The study found that about 70 percent of the time, these digital devices weren't accurate within five mmHg when compared to the mercury reading of the sphygmomanometer (used by medical practitioners) leading to flaws in making informed health decisions.
The devices were off the mark by 10 mmHg about 30 percent of the time.
The findings are extremely relevant given millions of patients are asked to monitor their blood pressure through a device at home and report the results back to their doctor, researchers said.
Further, the readings were more inaccurate in men than in women. According to researchers, there are many factors that could account for their findings.
"Arm shape, arm size, the stiffness and age of blood vessels, and the type of blood pressure cuff are not always taken into account when a blood pressure machine is designed and validated," said Raj Padwal, a professor at University of Alberta, Canada.

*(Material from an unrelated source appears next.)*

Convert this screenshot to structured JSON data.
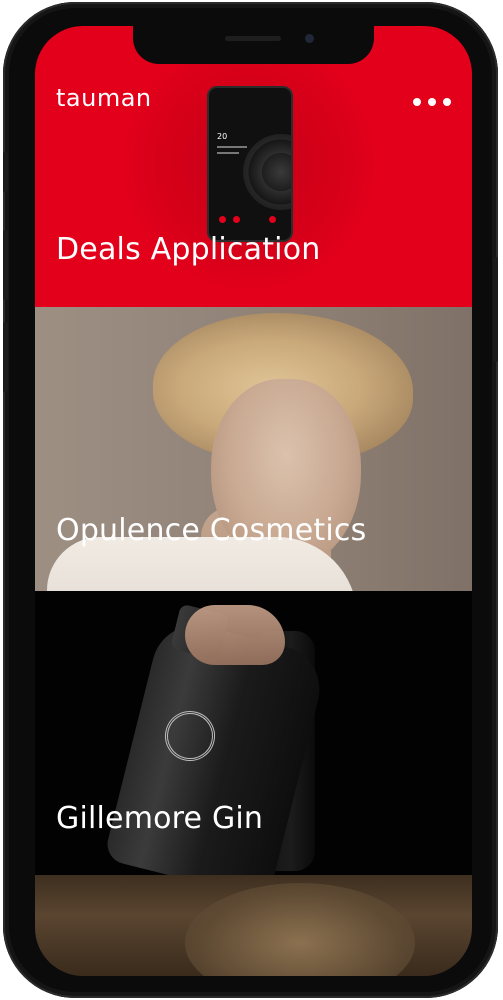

"Individual differences, such as the size, age and medical background of the person using the blood pressure monitor are also contributing factors," Padwal added.

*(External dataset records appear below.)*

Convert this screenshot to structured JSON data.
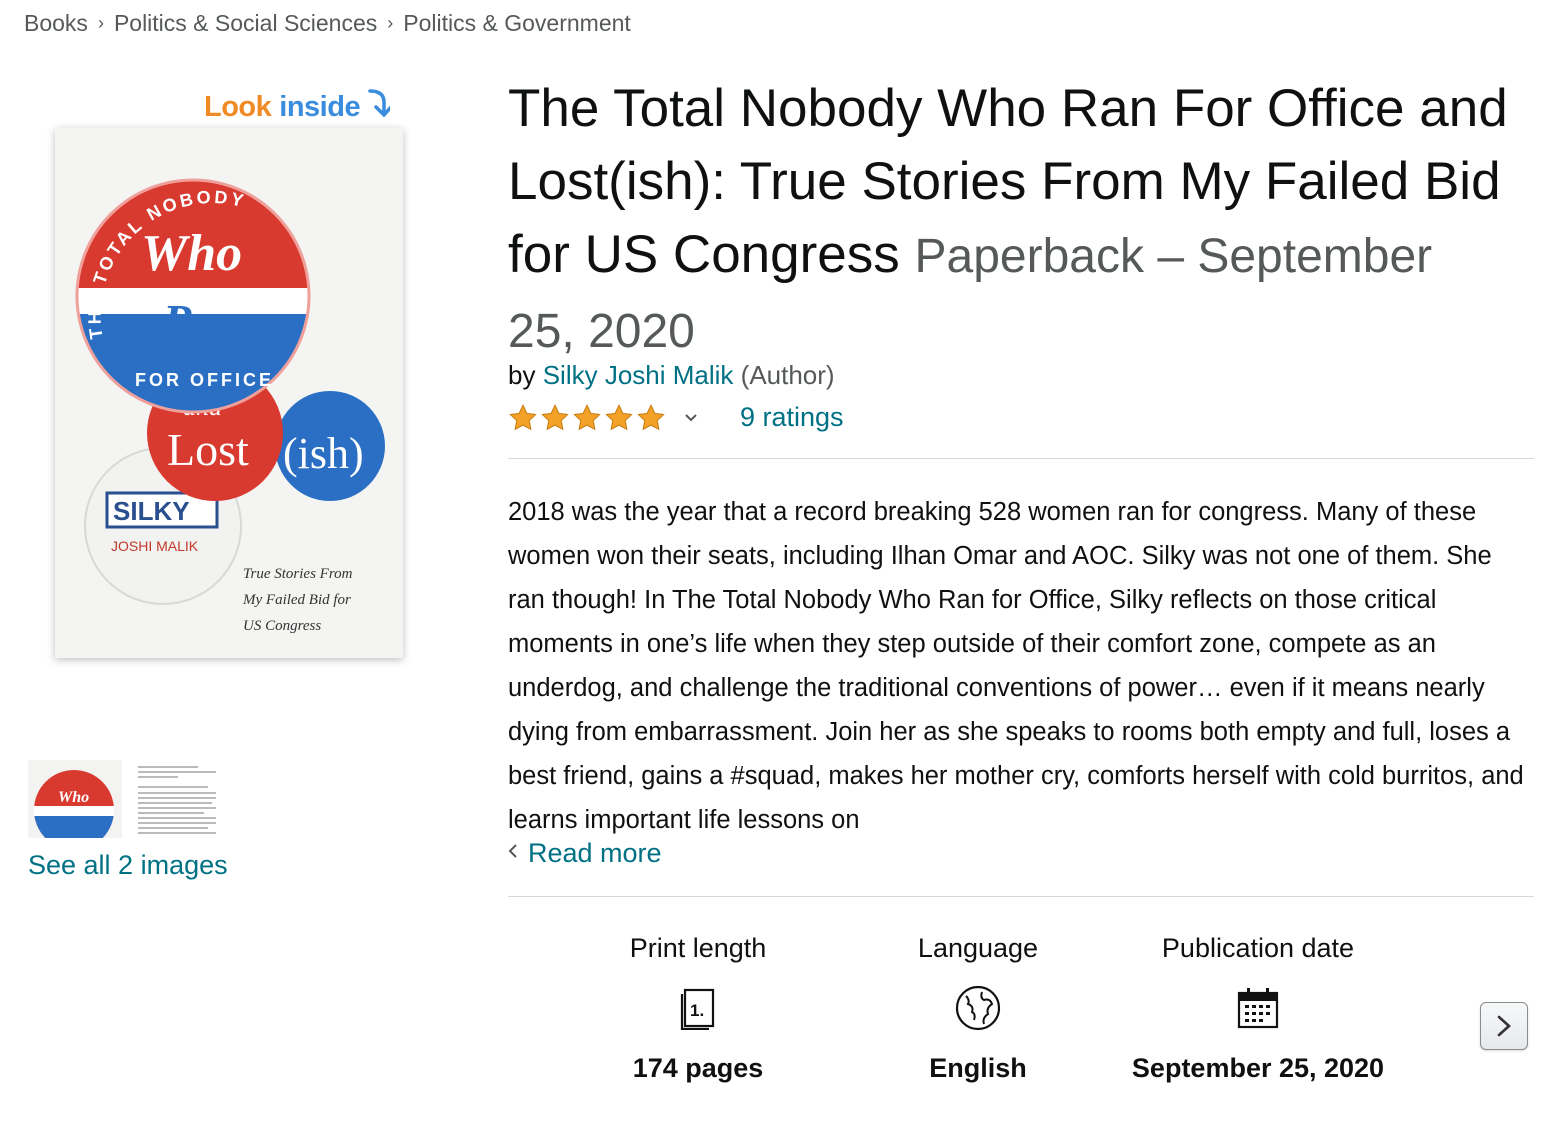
{
  "breadcrumb": {
    "items": [
      "Books",
      "Politics & Social Sciences",
      "Politics & Government"
    ],
    "separator": "›"
  },
  "look_inside": {
    "part1": "Look",
    "part2": "inside"
  },
  "cover": {
    "badge_top_text": "THE TOTAL NOBODY",
    "badge_word1": "Who",
    "badge_word2": "Ran",
    "badge_bottom_text": "FOR OFFICE",
    "and_text": "and",
    "lost_text": "Lost",
    "ish_text": "(ish)",
    "silky_text": "SILKY",
    "author_line": "JOSHI MALIK",
    "subtitle_lines": [
      "True Stories From",
      "My Failed Bid for",
      "US Congress"
    ]
  },
  "gallery": {
    "see_all": "See all 2 images"
  },
  "product": {
    "title": "The Total Nobody Who Ran For Office and Lost(ish): True Stories From My Failed Bid for US Congress",
    "format": "Paperback – September 25, 2020",
    "by_label": "by",
    "author": "Silky Joshi Malik",
    "author_role": "(Author)",
    "ratings_label": "9 ratings",
    "star_rating": 5,
    "description": "2018 was the year that a record breaking 528 women ran for congress. Many of these women won their seats, including Ilhan Omar and AOC. Silky was not one of them. She ran though! In The Total Nobody Who Ran for Office, Silky reflects on those critical moments in one’s life when they step outside of their comfort zone, compete as an underdog, and challenge the traditional conventions of power… even if it means nearly dying from embarrassment. Join her as she speaks to rooms both empty and full, loses a best friend, gains a #squad, makes her mother cry, comforts herself with cold burritos, and learns important life lessons on",
    "read_more": "Read more"
  },
  "details": [
    {
      "label": "Print length",
      "icon": "book-pages-icon",
      "value": "174 pages"
    },
    {
      "label": "Language",
      "icon": "globe-icon",
      "value": "English"
    },
    {
      "label": "Publication date",
      "icon": "calendar-icon",
      "value": "September 25, 2020"
    }
  ],
  "colors": {
    "link": "#007185",
    "star": "#f4a12a",
    "look_orange": "#f08a24",
    "look_blue": "#3a8dde",
    "badge_red": "#d93a2f",
    "badge_blue": "#2a6fc4"
  }
}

For the study, published in the American Journal of Hypertension, the team tested 85 patients with home monitors. They noted that steps can be taken to minimise inaccurate readings.
Patients should not start or change drugs based on one or two measurements taken at a single point in time unless the measurements are clearly elevated.
Patients should also compare the blood pressure machine measurement with a blood pressure measurement in the clinic before exclusively relying upon home blood pressure readings.
What's really important is to do several blood pressure measurements and base treatment decisions on multiple readings, the researchers advised.
"High blood pressure is the number one cause of death and disability in the world," said lead researcher Jennifer Ringrose, from the University of Alberta.
"Monitoring for and treating hypertension can decrease the consequences of this disease. We need to make sure that home blood pressure readings are accurate," she added.